Robot arm cameras hang from the ceiling in Mikami Seiko's dizzying installation "Desire of Codes," now showing at the NTT InterCommunication Center (ICC) in Tokyo.
The large installation consists of 6 cameras on robot arms and 90 wall-mounted moving sensors (of which 15 are mini-cameras) that respond to the presence of visitors and move toward them somewhat like a swarm of mosquitoes.
This display outside the entrance to Mikami Seiko's "Desire of Codes" represents what the computer behind the artwork is doing. The graphic blocks represent video shot inside and outside the installation, and you can see the algorithm in real time selecting which ones to project.
"Desire of Codes" runs through December 12 at ICC in Tokyo and will then travel around the world.
Included in the recently opened "Open Space 2011" show at the ICC gallery is David Bowen's "Tele-present water," a robotic work that conveys the actual flow of waves in lakes and oceans.

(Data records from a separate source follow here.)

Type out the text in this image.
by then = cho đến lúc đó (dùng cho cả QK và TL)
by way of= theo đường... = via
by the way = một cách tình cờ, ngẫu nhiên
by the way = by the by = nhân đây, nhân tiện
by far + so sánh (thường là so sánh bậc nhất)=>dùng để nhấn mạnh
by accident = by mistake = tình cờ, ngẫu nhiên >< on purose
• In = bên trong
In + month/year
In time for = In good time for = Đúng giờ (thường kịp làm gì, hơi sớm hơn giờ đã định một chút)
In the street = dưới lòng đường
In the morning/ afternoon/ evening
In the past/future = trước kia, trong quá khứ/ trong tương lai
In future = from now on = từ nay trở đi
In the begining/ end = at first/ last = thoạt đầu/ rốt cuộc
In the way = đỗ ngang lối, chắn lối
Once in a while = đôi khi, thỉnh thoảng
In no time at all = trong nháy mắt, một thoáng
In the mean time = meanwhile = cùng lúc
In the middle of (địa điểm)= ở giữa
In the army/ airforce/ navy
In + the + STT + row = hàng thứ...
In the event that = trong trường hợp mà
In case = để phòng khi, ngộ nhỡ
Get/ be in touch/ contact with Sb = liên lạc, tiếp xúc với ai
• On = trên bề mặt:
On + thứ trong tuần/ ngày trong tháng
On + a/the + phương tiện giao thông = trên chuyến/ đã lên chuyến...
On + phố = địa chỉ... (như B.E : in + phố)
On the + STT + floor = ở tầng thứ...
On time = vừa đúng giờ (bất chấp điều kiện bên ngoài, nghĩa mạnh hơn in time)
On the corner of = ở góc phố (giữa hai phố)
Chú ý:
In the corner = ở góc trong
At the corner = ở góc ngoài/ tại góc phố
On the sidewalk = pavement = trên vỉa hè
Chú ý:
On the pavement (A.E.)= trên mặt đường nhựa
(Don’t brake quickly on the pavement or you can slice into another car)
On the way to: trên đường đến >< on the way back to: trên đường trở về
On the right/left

A overhead pulley system that suspends a moving mesh recreates the g-forces and acceleration of wave patterns. The work is like a giant marionette portraying water.
Depending on the actual weather at the sensor location, the grid can be calm or rough. It won't make you seasick, though.
Bowen's "Sonar Drawing Device," from 2003, draws with a wax crayon based on data from its sonar detector, which picks up people and objects in the immediate vicinity.
Each of these robo-drawings is unique to the time and place where it's being exhibited.
Although not robotic, Yusuke Shigeta's "Pixel Forest" is a very amusing part of "Open Space 2011" at ICC. It's basically a darkened room with two ceiling projectors streaming '80s-style game graphics onto the floor. Visitors pick up books full of blank pages and hold them up to see a low-res fairy tale unfolding. There are knights marching about, demons jumping around, and even a Gulliver tied to the ground.
"Open Space 2011" runs through March 18, 2012 at NTT InterCommunication Center in Tokyo.